Code: 00000000  8c820014  00451021 <8c420000> 03e00008  00000000  3c020041  34428937  70822002
Segmentation fault
root@OpenWrt:/#

12/12/06 04:28:58 changed by drgz

any update?

12/12/06 06:47:32 changed by mrenzmann

Did anyone test current trunk to see if the problem still exists there?

03/27/07 18:38:15 changed by jhansen@cardaccess-inc.com

This annoying problem still occurs from time to time, especially on the WGT624U router (bcm947xx processor). I think that either the hardware layout of the WGT634U or the layout of the mini-PCI card is to blame, since it seems to be a PCI data bus error that is happening. It doesn't happen at all on my WL-500G Premium, with very similar hardware.

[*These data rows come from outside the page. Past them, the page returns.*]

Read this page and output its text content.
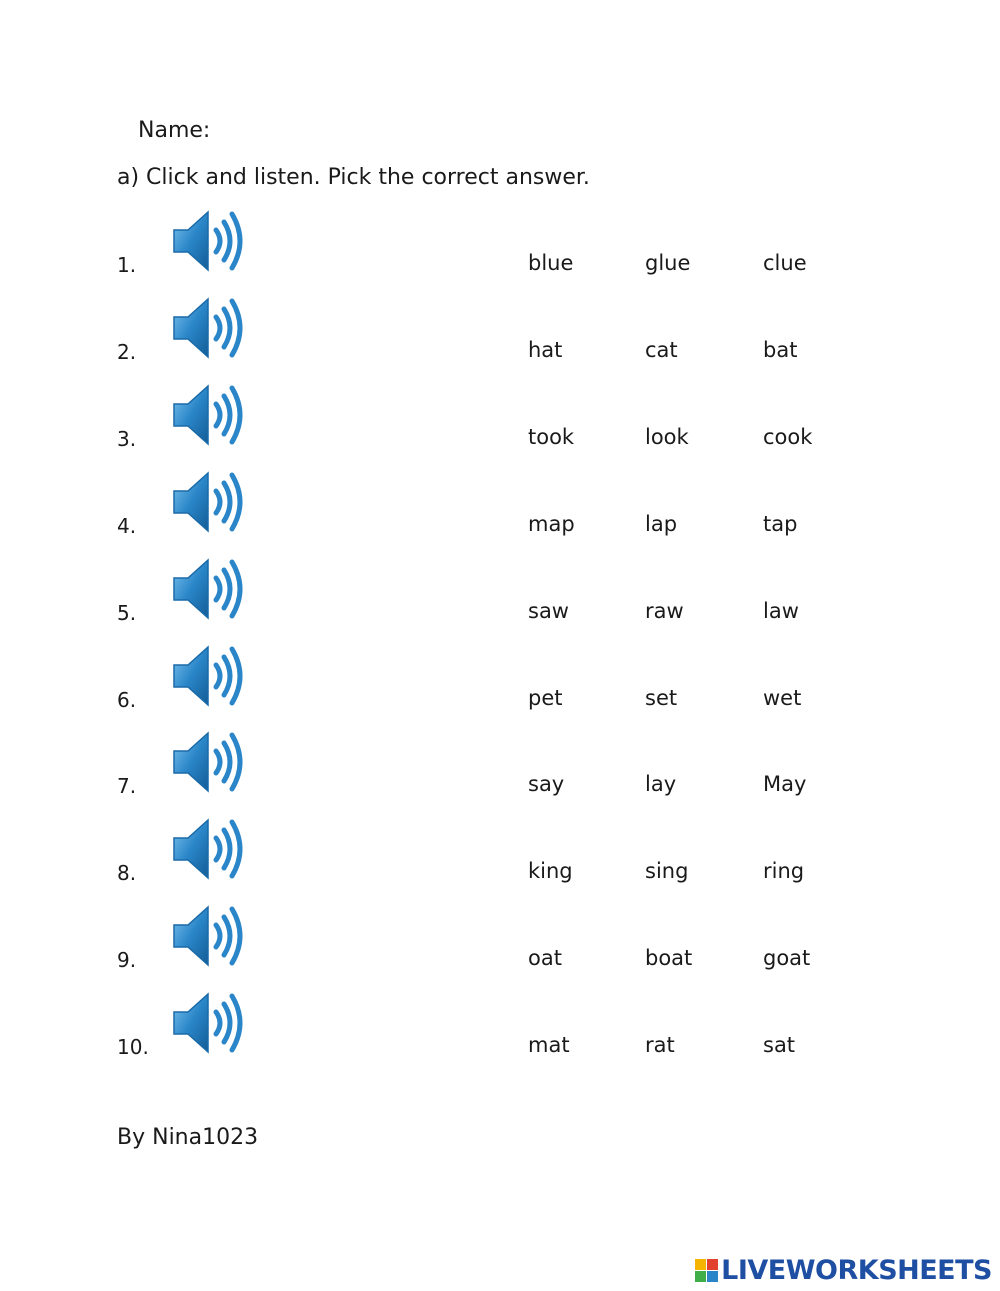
Name:
a) Click and listen. Pick the correct answer.
1.	blue	glue	clue
2.	hat	cat	bat
3.	took	look	cook
4.	map	lap	tap
5.	saw	raw	law
6.	pet	set	wet
7.	say	lay	May
8.	king	sing	ring
9.	oat	boat	goat
10.	mat	rat	sat
By Nina1023
LIVEWORKSHEETS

You can work around this problem by either a) adding a 10us delay in ath_hal_reg_read, or b) using get_dbe to read registers instead of simply readl'ing, etc. If you use get_dbe, data bus errors are caught, and you can just keep doing get_dbe until the stupid hardware gives back the register value correctly.

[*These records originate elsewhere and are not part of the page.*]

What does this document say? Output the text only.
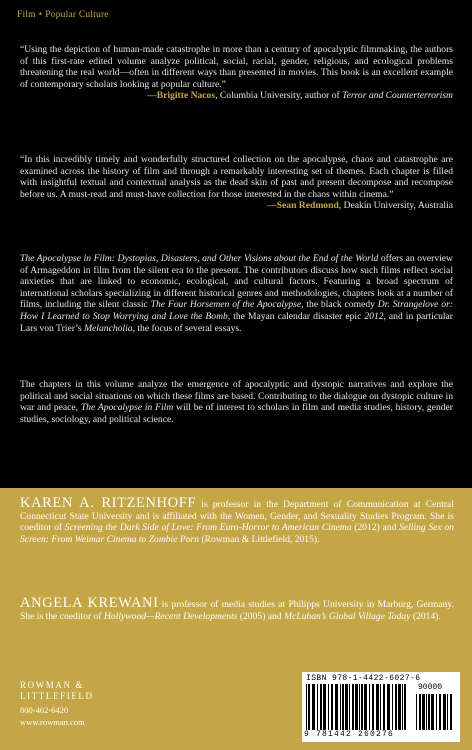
Film • Popular Culture

“Using the depiction of human-made catastrophe in more than a century of apocalyptic filmmaking, the authors of this first-rate edited volume analyze political, social, racial, gender, religious, and ecological problems threatening the real world—often in different ways than presented in movies. This book is an excellent example of contemporary scholars looking at popular culture.”

—Brigitte Nacos, Columbia University, author of Terror and Counterterrorism

“In this incredibly timely and wonderfully structured collection on the apocalypse, chaos and catastrophe are examined across the history of film and through a remarkably interesting set of themes. Each chapter is filled with insightful textual and contextual analysis as the dead skin of past and present decompose and recompose before us. A must-read and must-have collection for those interested in the chaos within cinema.”

—Sean Redmond, Deakin University, Australia

The Apocalypse in Film: Dystopias, Disasters, and Other Visions about the End of the World offers an overview of Armageddon in film from the silent era to the present. The contributors discuss how such films reflect social anxieties that are linked to economic, ecological, and cultural factors. Featuring a broad spectrum of international scholars specializing in different historical genres and methodologies, chapters look at a number of films, including the silent classic The Four Horsemen of the Apocalypse, the black comedy Dr. Strangelove or: How I Learned to Stop Worrying and Love the Bomb, the Mayan calendar disaster epic 2012, and in particular Lars von Trier’s Melancholia, the focus of several essays.

The chapters in this volume analyze the emergence of apocalyptic and dystopic narratives and explore the political and social situations on which these films are based. Contributing to the dialogue on dystopic culture in war and peace, The Apocalypse in Film will be of interest to scholars in film and media studies, history, gender studies, sociology, and political science.

KAREN A. RITZENHOFF is professor in the Department of Communication at Central Connecticut State University and is affiliated with the Women, Gender, and Sexuality Studies Program. She is coeditor of Screening the Dark Side of Love: From Euro-Horror to American Cinema (2012) and Selling Sex on Screen: From Weimar Cinema to Zombie Porn (Rowman & Littlefield, 2015).
ANGELA KREWANI is professor of media studies at Philipps University in Marburg, Germany. She is the coeditor of Hollywood—Recent Developments (2005) and McLuhan’s Global Village Today (2014).
ROWMAN &
LITTLEFIELD
800-462-6420
www.rowman.com
ISBN 978-1-4422-6027-6
90000
9 781442 260276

04/03/07 07:27:49 changed by jhansen@cardaccess-inc.com

I have finally fixed the problem on my wgt634u's for good. This solution may be applied to other similar architectures.

The Broadcom 947xx PCI host controller seems to be buggy/unstable after a warm reset of the CPU. Therefore, you need to ensure that the PCI host controller core gets reset after a reboot.

In the new BSP (brcm47xx-2.6), you can do this by removing the line:

if (!ssb_device_is_enabled(dev))

from drivers/ssb/driver_pci/pcicore.c in the kernel source. This should force the next line (ssb_device_enable) to be run always, which disables the core, then re-enables the core (thus giving the desired stability).

I'm not sure how to do this with the old BSP (w/2.4 kernel, etc.), but I'm sure it would be a similar procedure. You should be using the latest BSP anyway, since it works better anyway, and you aren't tethered to wl.o with Atheros. See openwrt.org bug 464 for more info.

04/03/07 07:28:40 changed by jhansen@cardaccess-inc.com

By the way, that previous line # was around 396 in pcicore.c (for "if (!ssb_device_is_enabled(dev))").